The European Union is “ready to react” to Russia’s decision to halt gas supplies to the bloc, a top EU official told CNBC on Saturday.
Russia’s state-owned energy giant Gazprom on Friday announced an indefinite halt to gas flows to Europe via the Nord Stream 1 gas pipeline, citing the need for additional repairs.
The move came after supplies had already been halted last week for a planned “maintenance outage” that was expected to last until Sept. 3.
“We expect that Russia is respecting the contracts that they have but even if the weaponization of energy will continue or will increase in response to our decisions, I think that the Euoprean Union is ready to react,” said Paolo Gentiloni, the EU’s economics commissioner.
“Of course, we have to save energy, we have to share energy, we have [a] high level of storage and we are not afraid of Putin’s decisions,” Gentiloni told CNBC’s Steve Sedgwick at the Ambrosetti Forum in Italy.
“We asked Putin to respect their contracts but if they don’t respect their contracts then we are ready to react,” he said, without detailing exactly what actions this could entail.
Gazprom said on the Telegram messaging app that inspectors found an oil leak in the pipeline.
“Gas transportation to the Nord Stream gas pipeline has been completely stopped until the issues on the operation of the equipment are eliminated,” the energy company said.

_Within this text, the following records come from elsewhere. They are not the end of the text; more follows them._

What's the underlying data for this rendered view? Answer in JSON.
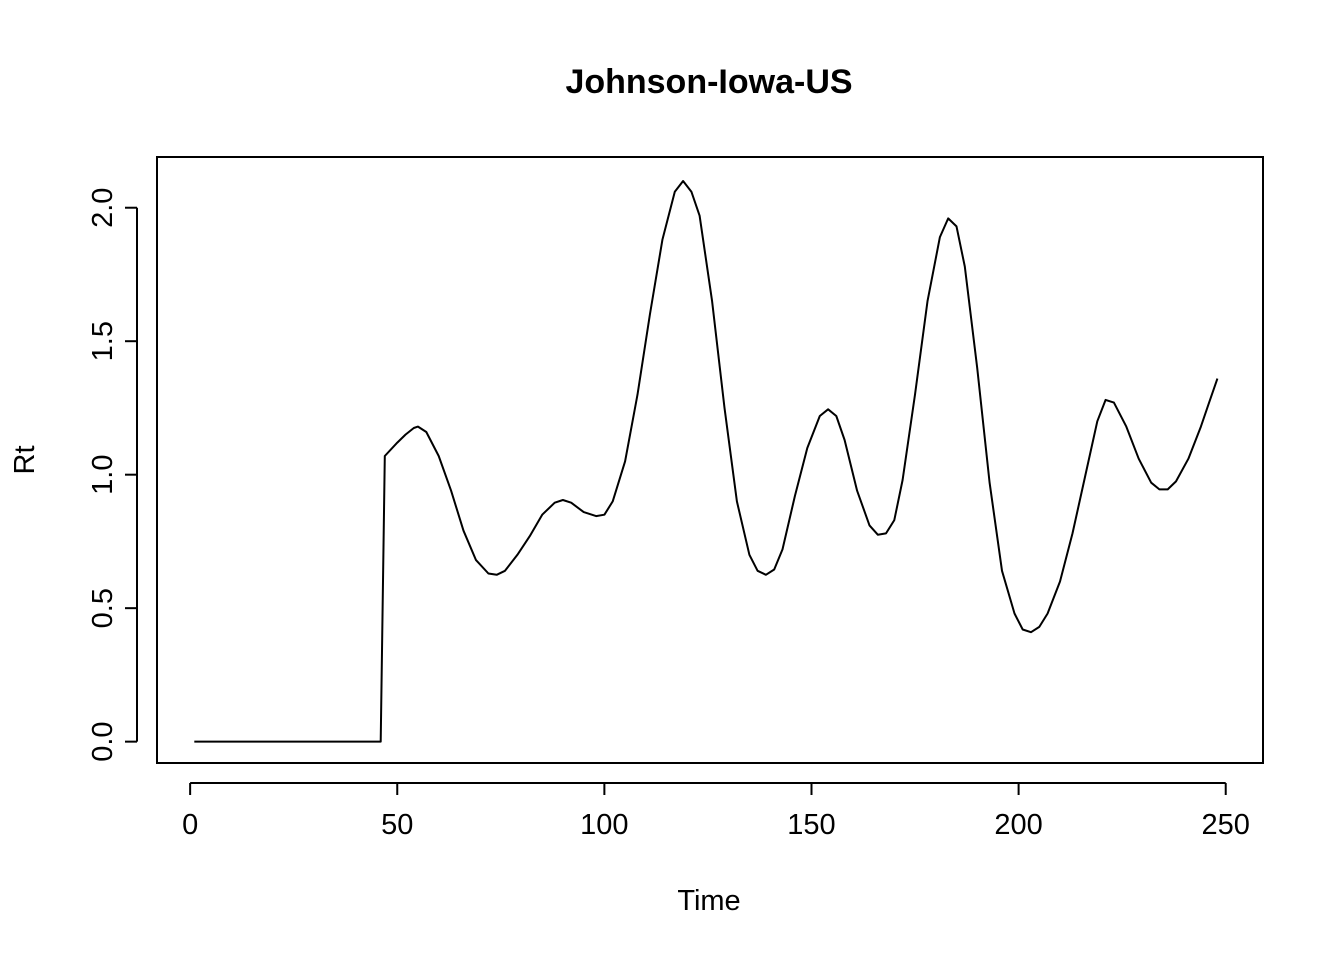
{
  "chart_data": {
    "type": "line",
    "title": "Johnson-Iowa-US",
    "xlabel": "Time",
    "ylabel": "Rt",
    "xlim": [
      -8,
      259
    ],
    "ylim": [
      -0.08,
      2.19
    ],
    "grid": false,
    "legend": "none",
    "colors": {
      "line": "#000000",
      "axis": "#000000",
      "background": "#ffffff"
    },
    "x_ticks": [
      {
        "value": 0,
        "label": "0"
      },
      {
        "value": 50,
        "label": "50"
      },
      {
        "value": 100,
        "label": "100"
      },
      {
        "value": 150,
        "label": "150"
      },
      {
        "value": 200,
        "label": "200"
      },
      {
        "value": 250,
        "label": "250"
      }
    ],
    "y_ticks": [
      {
        "value": 0.0,
        "label": "0.0"
      },
      {
        "value": 0.5,
        "label": "0.5"
      },
      {
        "value": 1.0,
        "label": "1.0"
      },
      {
        "value": 1.5,
        "label": "1.5"
      },
      {
        "value": 2.0,
        "label": "2.0"
      }
    ],
    "series": [
      {
        "x": [
          1,
          10,
          20,
          30,
          40,
          46,
          47,
          50,
          52,
          54,
          55,
          57,
          60,
          63,
          66,
          69,
          72,
          74,
          76,
          79,
          82,
          85,
          88,
          90,
          92,
          95,
          98,
          100,
          102,
          105,
          108,
          111,
          114,
          117,
          119,
          121,
          123,
          126,
          129,
          132,
          135,
          137,
          139,
          141,
          143,
          146,
          149,
          152,
          154,
          156,
          158,
          161,
          164,
          166,
          168,
          170,
          172,
          175,
          178,
          181,
          183,
          185,
          187,
          190,
          193,
          196,
          199,
          201,
          203,
          205,
          207,
          210,
          213,
          216,
          219,
          221,
          223,
          226,
          229,
          232,
          234,
          236,
          238,
          241,
          244,
          246,
          248
        ],
        "y": [
          0.0,
          0.0,
          0.0,
          0.0,
          0.0,
          0.0,
          1.07,
          1.12,
          1.15,
          1.175,
          1.18,
          1.16,
          1.07,
          0.94,
          0.79,
          0.68,
          0.63,
          0.625,
          0.64,
          0.7,
          0.77,
          0.85,
          0.895,
          0.905,
          0.895,
          0.86,
          0.845,
          0.85,
          0.9,
          1.05,
          1.3,
          1.6,
          1.88,
          2.06,
          2.1,
          2.06,
          1.97,
          1.65,
          1.25,
          0.9,
          0.7,
          0.64,
          0.625,
          0.645,
          0.72,
          0.92,
          1.1,
          1.22,
          1.245,
          1.22,
          1.13,
          0.94,
          0.81,
          0.775,
          0.78,
          0.83,
          0.98,
          1.3,
          1.65,
          1.89,
          1.96,
          1.93,
          1.78,
          1.4,
          0.97,
          0.64,
          0.48,
          0.42,
          0.41,
          0.43,
          0.48,
          0.6,
          0.78,
          0.99,
          1.2,
          1.28,
          1.27,
          1.18,
          1.06,
          0.97,
          0.945,
          0.945,
          0.975,
          1.06,
          1.18,
          1.27,
          1.36
        ]
      }
    ]
  }
}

The halt to supplies comes after a summer of volatile relations between Russia and the EU as the war in Ukraine continues, with Russia accused of “weaponizing” gas supplies to its European neighbors in a bid to pressure the bloc for sanctions relief. Russia denies using energy as a weapon.
Gazprom has repeatedly said that sanctions are preventing it from maintaining and running the pipeline efficiently and had already reduced gas flows through the pipeline to around 20% of its full capacity.
Gazprom’s decision came hours after the Group of Seven economic powers agreed on a plan to impose a price cap on Russian oil in an attempt to curb Moscow’s oil revenues.
A halt to all Russian gas supplies puts the EU in a tight spot as it heads into the fall and winter.
Since Russia’s unprovoked invasion of Ukraine, the EU has looked to reduce and phase out its imports of Russian gas. However, while it scrambles for alternative supplies, it remains somewhat dependent on those supplies.
The bloc has already called on all members to voluntarily reduce their respective gas consumption by 15% in the fall and through the winter months in a bid to eke out supplies.
U.S. Senator Lindsey Graham, also speaking to CNBC at the Ambrosetti Forum, said while the expected energy shortages this coming winter were “very inconvenient for Europe” it would not be “the first time that Europeans had to suffer for their freedom.”
“Here’s what I would say to my European friends: We will work with you to find alternatives to Russian gas and the sooner we can arrive to that destination the safer the world would be and more stable Europe would be,” he said.
“The biggest blow to Putin’s war machine would be energy independence by Europe. The day you achieve that he becomes a shell of his former self.”